World Health Organization Recommends Sodium Caps in Foods
Statement of CSPI Co-founder and Former Exec. Dir. Michael F. Jacobson
Excess salt in our diets, particularly from packaged foods and restaurant meals, promotes hypertension, heart attack, and stroke, contributing to on the order of 50,000 to 100,000 deaths each year in the United States. The World Health Organization estimates that approximately 3 million deaths per year globally are attributable to excess sodium.
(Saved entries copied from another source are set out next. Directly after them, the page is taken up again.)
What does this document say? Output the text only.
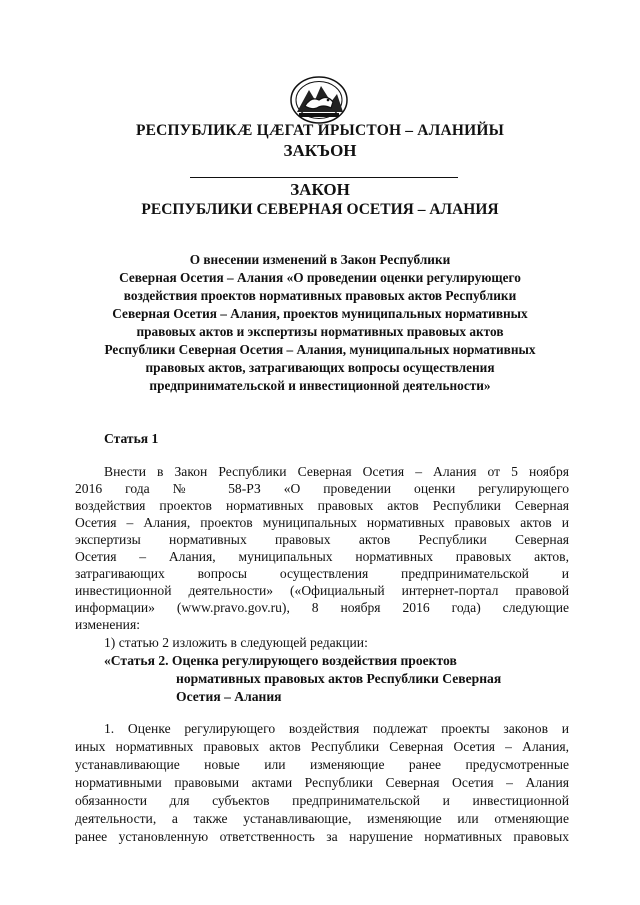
РЕСПУБЛИКÆ ЦÆГАТ ИРЫСТОН – АЛАНИЙЫ
ЗАКЪОН
ЗАКОН
РЕСПУБЛИКИ СЕВЕРНАЯ ОСЕТИЯ – АЛАНИЯ
О внесении изменений в Закон Республики
Северная Осетия – Алания «О проведении оценки регулирующего
воздействия проектов нормативных правовых актов Республики
Северная Осетия – Алания, проектов муниципальных нормативных
правовых актов и экспертизы нормативных правовых актов
Республики Северная Осетия – Алания, муниципальных нормативных
правовых актов, затрагивающих вопросы осуществления
предпринимательской и инвестиционной деятельности»
Статья 1
Внести в Закон Республики Северная Осетия – Алания от 5 ноября
2016 года № 58-РЗ «О проведении оценки регулирующего
воздействия проектов нормативных правовых актов Республики Северная
Осетия – Алания, проектов муниципальных нормативных правовых актов и
экспертизы нормативных правовых актов Республики Северная
Осетия – Алания, муниципальных нормативных правовых актов,
затрагивающих вопросы осуществления предпринимательской и
инвестиционной деятельности» («Официальный интернет-портал правовой
информации» (www.pravo.gov.ru), 8 ноября 2016 года) следующие
изменения:
1) статью 2 изложить в следующей редакции:
«Статья 2. Оценка регулирующего воздействия проектов
нормативных правовых актов Республики Северная
Осетия – Алания
1. Оценке регулирующего воздействия подлежат проекты законов и
иных нормативных правовых актов Республики Северная Осетия – Алания,
устанавливающие новые или изменяющие ранее предусмотренные
нормативными правовыми актами Республики Северная Осетия – Алания
обязанности для субъектов предпринимательской и инвестиционной
деятельности, а также устанавливающие, изменяющие или отменяющие
ранее установленную ответственность за нарушение нормативных правовых
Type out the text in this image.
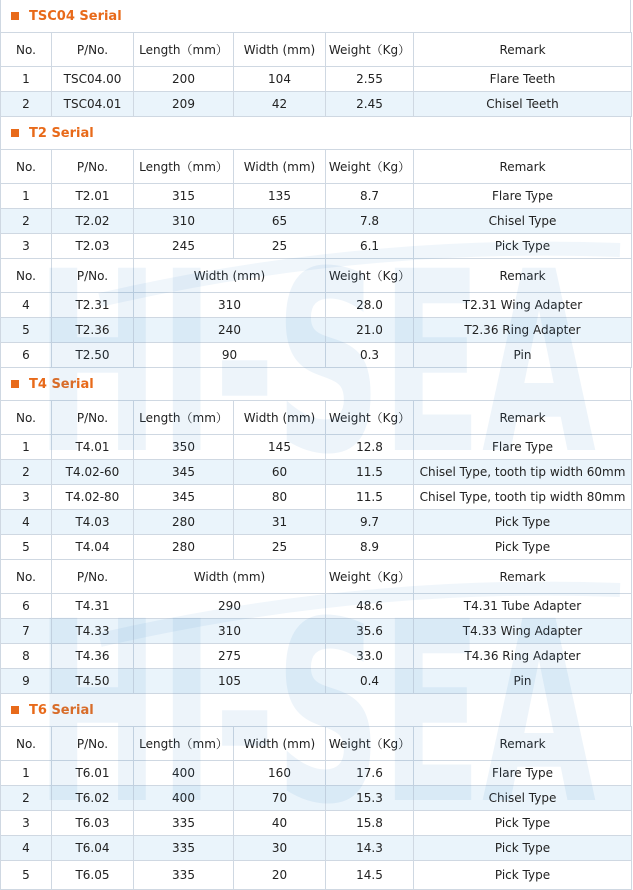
TSC04 Serial
No.	P/No.	Length（mm）	Width (mm)	Weight（Kg）	Remark
1	TSC04.00	200	104	2.55	Flare Teeth
2	TSC04.01	209	42	2.45	Chisel Teeth
T2 Serial
No.	P/No.	Length（mm）	Width (mm)	Weight（Kg）	Remark
1	T2.01	315	135	8.7	Flare Type
2	T2.02	310	65	7.8	Chisel Type
3	T2.03	245	25	6.1	Pick Type
No.	P/No.	Width (mm)		Weight（Kg）	Remark
4	T2.31	310		28.0	T2.31 Wing Adapter
5	T2.36	240		21.0	T2.36 Ring Adapter
6	T2.50	90		0.3	Pin
T4 Serial
No.	P/No.	Length（mm）	Width (mm)	Weight（Kg）	Remark
1	T4.01	350	145	12.8	Flare Type
2	T4.02-60	345	60	11.5	Chisel Type, tooth tip width 60mm
3	T4.02-80	345	80	11.5	Chisel Type, tooth tip width 80mm
4	T4.03	280	31	9.7	Pick Type
5	T4.04	280	25	8.9	Pick Type
No.	P/No.	Width (mm)		Weight（Kg）	Remark
6	T4.31	290		48.6	T4.31 Tube Adapter
7	T4.33	310		35.6	T4.33 Wing Adapter
8	T4.36	275		33.0	T4.36 Ring Adapter
9	T4.50	105		0.4	Pin
T6 Serial
No.	P/No.	Length（mm）	Width (mm)	Weight（Kg）	Remark
1	T6.01	400	160	17.6	Flare Type
2	T6.02	400	70	15.3	Chisel Type
3	T6.03	335	40	15.8	Pick Type
4	T6.04	335	30	14.3	Pick Type
5	T6.05	335	20	14.5	Pick Type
Preventing these needless deaths should be considered an urgent priority for public health officials in the United States and around the world.
That’s why the WHO’s global benchmarks for sodium proposed today for more than 60 food categories are important, timely, and demand the attention of food company executives, health officials and food regulators in the U.S. and abroad.
The U.S. Food and Drug Administration should be embarrassed that it has not yet finalized its own voluntary sodium reduction guidelines, proposed in 2016 for more than 150 food categories. In fact, these guidelines were a major building block for the WHO’s benchmarks. A major priority for the Biden administration—which, incidentally, has yet to name a permanent commissioner for FDA—should be to finalize those guidelines and to encourage their adoption by food companies and restaurants.
And the food industry should see the writing on the wall. Responsible manufacturers should act now to bring down sodium to much safer levels.